Mortgage Q & A

The ten year bond is down, but mortgage rates are up, how is this possible?

This condition in the marketplace is the direct result of mortgage bonds increasingly carrying a lower value with investors. Both the ten year bond and mortgage security bond are investment grade bonds, however investors are demanding a higher return on the mortgage bonds because of the fall out in the housing market. The spread between the two bonds was over 50 basis points last week, the highest it has reached since 1991.

The rapid rise in oil prices and the recent CPI report for the month of January have had a large impact on the quick rise in mortgage rates. The concern is that rising inflation diminishes the return on the initial investment for the bond holder, making mortgage bonds less attractive, thus causing rates to move up.

What is a stream line refinance?

A stream line refinance is when your lender agrees to refinance your existing mortgage loan and generally waive most of the third party closing fees such as appraisal, title work, etc. Some lenders who service their own loans can offer a streamline refinance to help make refinancing your loan more appealing, but it is always a good idea to compare their offer against the market to ensure you receive the overall best loan terms.

What does the term rescission mean?

The term rescission or right to cancel is a term used in mortgage refinance transaction. If a borrower chooses to refinance their primary residence, they have the right to cancel this transaction for up to 3 days after they close. This is commonly referred to as a cooling off period.

The stock market appears to be surging, how will that affect mortgage rates?

Mortgage rates have dropped to their lowest levels in the past 12 months. Generally if money is taken out of the bond market and invested in the equity market, interest rates tend to move up.

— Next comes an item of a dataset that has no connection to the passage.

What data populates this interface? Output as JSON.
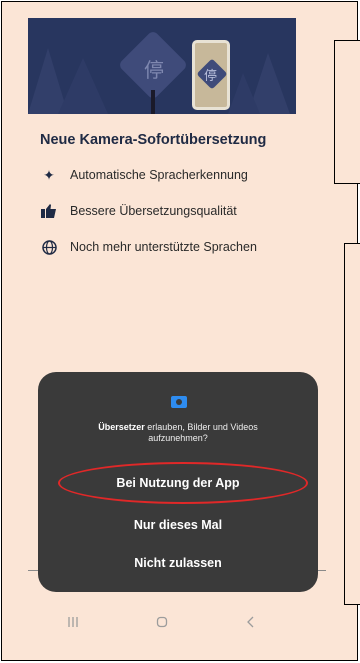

How do you get your lender to drop PMI?

Lenders MUST drop your PMI once your loan's LTV has fallen below 78% of the original purchase price/appraised value(whichever is lower). Lenders do not assume that your home has increased in value. If you want to have your home appraised to find out if you have reached the twenty percent equity requirement you should contact your lender to find out their specific procedure for having this done

How do I determine what rate I will be at when my arm adjusts later this year?

First you will want to find the document called your mortgage note from when you closed on your present mortgage. this document will tell you what your margin (the amount you add to the index is). You should then find the appropriate index (libor, fed funds, cofi) and refer to a newspaper such as the wall street journal for the latest rates on the indexes. By adding the two items together you should get a good estimate of where your rate will adjust to.

What does the FED have to do with mortgage interest rates?

The FED's responsibility is with monetary policy. The FED is in place to set the FED funds rate or Prime Rate of which banks borrow money from the Federal reserve. They do not directly affect mortgage rates, however there a significant influence on the economy and market when they review the monetary policy, discuss or make changes to the FED funds rate, which can greatly change interest rates.

I am 73 years old, will I be able to qualify to refinance on a thirty year mortgage?

Yes, mortgage lenders are not allowed to factor in your age for qualifying purposes. This is illegal and considered discrimination.

I refinanced 4 years ago into a 15 year mortgage, but now I struggle with the house payment. Is it a good idea to refinance, even though I only have 11 years remaining on my mortgage?

You should review your entire financial plan with an advisor. If you are struggling with your present bills, refinancing may be your only option so you avoid increasing credit card debt or damaging your credit.

I have heard there are 5 year adjustable mortgages, what does this mean?

This generally would refer to a loan that has a 30 year term, and a fixed rate for the first 5 years, after which it would adjust.